Show that $\Delta^mp(x)= 0 $ when $p(x) \in \mathscr P_n$ and $m\ge n+1$, where $\mathscr P_n$ is the set of polynomial of degree $n$ and $\Delta^m$ is the operator for the $m$-th forward difference.
Here's what I've done:
$$\Delta p(x)= \sum_{i=0}^{1}{1 \choose i}(-1)^ip(x+(k-i)h)= p(x+h)-p(x)$$
We can then rewrite both of these with the substitution $x=x_0+rh$ to Newtons form of interpolating functions: $$p(x) = f(x_0)+\Delta f(x_o){r \choose 1} + \Delta^2f(x_0){r \choose 2}+...+\Delta^nf(x_0){r \choose n}$$ $$p(x+h) = f(x_0)+\Delta f(x_o){r-1 \choose 1} + \Delta^2f(x_0){r-1 \choose 2}+...+\Delta^nf(x_0){r-1 \choose n}$$
Then take $$p(x+h)-p(x)=\frac{rp(x+h)-\left(r-(n-2)\right)p(x)}{r(r-(n-2))}$$ The numerator has degree $n+1$ and the denominator is of degree $2$ therefore the degree of $\Delta p(x)$ is of $n-1$.
This shows that each time we take the forward difference $\Delta$ of $p(x)$ the degree decreases by $1$. Thus if $p(x)\in \mathscr P_n$, $\Delta p(x)\in \mathscr P_{n-1}$. From this we can conclude that $\Delta^{n-1}p(x)$ is linear, $\Delta^{n}p(x)$ is a constant and $\Delta^{n+1}p(x)=0.$
Is this argument true? Not sure if I did the computations correct.

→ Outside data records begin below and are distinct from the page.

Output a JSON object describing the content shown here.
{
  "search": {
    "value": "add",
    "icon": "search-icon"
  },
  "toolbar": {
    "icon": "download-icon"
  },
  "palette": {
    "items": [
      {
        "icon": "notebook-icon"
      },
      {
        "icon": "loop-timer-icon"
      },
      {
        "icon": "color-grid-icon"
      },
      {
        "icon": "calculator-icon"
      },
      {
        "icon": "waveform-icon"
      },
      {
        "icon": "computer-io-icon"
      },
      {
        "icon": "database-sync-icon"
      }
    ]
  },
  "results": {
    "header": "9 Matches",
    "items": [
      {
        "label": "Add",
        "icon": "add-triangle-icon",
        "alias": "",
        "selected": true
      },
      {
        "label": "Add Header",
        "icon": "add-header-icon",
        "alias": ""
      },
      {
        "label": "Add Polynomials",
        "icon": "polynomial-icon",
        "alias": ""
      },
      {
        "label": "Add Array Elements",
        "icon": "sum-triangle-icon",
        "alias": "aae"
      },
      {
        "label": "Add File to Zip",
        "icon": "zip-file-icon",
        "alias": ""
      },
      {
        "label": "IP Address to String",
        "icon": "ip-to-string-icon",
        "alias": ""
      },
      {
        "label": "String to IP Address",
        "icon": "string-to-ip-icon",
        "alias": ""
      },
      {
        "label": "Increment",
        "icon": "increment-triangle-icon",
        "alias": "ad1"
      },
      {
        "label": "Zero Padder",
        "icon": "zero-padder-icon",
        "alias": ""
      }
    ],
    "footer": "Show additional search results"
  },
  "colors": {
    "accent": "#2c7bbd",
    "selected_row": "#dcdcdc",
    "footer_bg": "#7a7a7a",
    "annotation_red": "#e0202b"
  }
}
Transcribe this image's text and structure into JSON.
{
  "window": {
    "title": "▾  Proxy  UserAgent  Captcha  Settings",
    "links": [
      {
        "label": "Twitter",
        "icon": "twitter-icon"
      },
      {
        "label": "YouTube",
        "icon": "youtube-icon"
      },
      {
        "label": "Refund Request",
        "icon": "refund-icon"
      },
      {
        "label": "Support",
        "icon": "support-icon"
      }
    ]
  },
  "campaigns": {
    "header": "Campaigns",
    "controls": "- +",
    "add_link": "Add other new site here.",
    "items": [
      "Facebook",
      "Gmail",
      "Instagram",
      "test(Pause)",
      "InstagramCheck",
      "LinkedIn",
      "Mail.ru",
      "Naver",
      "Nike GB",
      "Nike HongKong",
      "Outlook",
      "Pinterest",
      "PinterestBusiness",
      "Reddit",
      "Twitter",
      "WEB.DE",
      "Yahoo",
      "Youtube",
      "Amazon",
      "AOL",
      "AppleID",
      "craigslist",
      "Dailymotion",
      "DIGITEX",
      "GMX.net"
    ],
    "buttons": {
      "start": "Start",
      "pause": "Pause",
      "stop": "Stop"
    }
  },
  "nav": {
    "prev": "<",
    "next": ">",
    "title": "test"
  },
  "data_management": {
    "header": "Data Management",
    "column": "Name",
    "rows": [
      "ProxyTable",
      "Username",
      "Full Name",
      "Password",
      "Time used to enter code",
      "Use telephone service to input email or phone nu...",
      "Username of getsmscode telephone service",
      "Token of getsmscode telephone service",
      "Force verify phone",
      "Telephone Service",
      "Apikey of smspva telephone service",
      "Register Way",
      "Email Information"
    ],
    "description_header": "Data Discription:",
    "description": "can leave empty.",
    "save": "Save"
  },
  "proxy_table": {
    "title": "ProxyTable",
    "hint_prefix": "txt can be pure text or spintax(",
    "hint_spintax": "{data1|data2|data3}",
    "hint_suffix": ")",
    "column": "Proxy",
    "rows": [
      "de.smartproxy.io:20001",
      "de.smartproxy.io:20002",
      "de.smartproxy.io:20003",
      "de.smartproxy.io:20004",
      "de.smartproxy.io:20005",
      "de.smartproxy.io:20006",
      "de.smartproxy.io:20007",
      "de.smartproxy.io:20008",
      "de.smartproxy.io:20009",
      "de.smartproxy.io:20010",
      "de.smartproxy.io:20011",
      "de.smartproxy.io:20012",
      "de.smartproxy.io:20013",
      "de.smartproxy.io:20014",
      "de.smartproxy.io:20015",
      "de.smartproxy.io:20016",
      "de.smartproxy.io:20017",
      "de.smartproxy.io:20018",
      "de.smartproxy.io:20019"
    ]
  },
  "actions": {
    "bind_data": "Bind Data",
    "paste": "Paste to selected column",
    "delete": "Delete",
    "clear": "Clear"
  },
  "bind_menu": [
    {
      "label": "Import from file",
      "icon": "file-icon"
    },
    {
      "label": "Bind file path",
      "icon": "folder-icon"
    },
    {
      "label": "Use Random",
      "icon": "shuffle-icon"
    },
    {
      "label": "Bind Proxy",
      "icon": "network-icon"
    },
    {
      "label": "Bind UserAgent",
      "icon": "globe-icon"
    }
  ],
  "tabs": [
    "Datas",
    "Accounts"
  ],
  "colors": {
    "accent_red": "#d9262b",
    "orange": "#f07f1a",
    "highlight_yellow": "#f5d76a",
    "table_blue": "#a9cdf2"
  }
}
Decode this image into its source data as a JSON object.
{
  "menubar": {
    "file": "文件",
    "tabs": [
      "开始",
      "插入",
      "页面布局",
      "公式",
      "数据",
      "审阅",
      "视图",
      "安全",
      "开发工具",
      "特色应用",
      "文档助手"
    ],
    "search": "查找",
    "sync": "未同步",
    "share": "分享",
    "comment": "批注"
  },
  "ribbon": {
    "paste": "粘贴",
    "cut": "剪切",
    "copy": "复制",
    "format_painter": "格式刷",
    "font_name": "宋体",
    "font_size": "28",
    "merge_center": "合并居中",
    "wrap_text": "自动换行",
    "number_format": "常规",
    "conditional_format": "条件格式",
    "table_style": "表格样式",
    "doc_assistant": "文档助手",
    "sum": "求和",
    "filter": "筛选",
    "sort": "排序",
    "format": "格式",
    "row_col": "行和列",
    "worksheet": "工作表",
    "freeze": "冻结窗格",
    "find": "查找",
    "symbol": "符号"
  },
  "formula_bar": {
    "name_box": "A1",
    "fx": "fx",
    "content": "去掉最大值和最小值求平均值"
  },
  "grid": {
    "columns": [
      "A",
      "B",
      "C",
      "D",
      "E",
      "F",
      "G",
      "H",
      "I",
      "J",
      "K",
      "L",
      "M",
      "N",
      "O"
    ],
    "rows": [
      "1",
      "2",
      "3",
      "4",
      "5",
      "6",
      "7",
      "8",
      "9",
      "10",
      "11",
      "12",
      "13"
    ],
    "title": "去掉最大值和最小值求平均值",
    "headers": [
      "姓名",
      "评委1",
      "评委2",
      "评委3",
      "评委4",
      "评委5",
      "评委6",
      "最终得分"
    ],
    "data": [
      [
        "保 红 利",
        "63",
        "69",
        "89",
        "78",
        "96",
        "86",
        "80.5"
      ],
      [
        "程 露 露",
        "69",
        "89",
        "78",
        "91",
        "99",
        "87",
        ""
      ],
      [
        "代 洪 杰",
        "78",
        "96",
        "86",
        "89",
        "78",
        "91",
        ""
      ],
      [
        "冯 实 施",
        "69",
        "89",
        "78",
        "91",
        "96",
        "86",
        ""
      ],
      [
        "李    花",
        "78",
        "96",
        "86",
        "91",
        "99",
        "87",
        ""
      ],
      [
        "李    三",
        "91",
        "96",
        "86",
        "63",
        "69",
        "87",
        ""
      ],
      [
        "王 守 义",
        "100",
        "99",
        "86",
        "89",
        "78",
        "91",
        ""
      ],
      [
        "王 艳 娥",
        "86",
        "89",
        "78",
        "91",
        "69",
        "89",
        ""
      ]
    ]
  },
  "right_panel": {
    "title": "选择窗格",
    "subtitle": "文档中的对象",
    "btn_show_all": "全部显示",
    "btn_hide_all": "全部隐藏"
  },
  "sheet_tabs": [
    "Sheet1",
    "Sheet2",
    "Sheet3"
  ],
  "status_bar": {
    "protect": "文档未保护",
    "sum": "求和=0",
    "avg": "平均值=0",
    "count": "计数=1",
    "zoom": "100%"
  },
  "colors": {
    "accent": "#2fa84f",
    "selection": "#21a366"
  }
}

Actually, whatever is the polynomial $p(x) \in \mathcal{P}_n$, you have $p(x+h) - p(x) \in \mathcal{P}_{n-1}$ for $h \in \mathbb{R}$ (interpolation plays no role here): if $p(x) = \sum_{i=1}^n a_i x^i$, then $p(x+h) = \sum_{i=1}^n a_i (x+h)^i$. So,
$$ p(x+h) - p(x) = \sum_{i=1}^n a_i \big( (x+h)^i - x^i \big)$$
Now, in the sum, the only term that could be of degree $n$ is when $i=n$ (all the others have lower degree). But actually, $(x+h)^n - x^n$ is of degree $n-1$, so $p(x+h)-p(x)$ is of degree at most $n-1$.
Then, as you said, each time you apply the forward difference operator, you loose one degree, so in the end, you get $0$.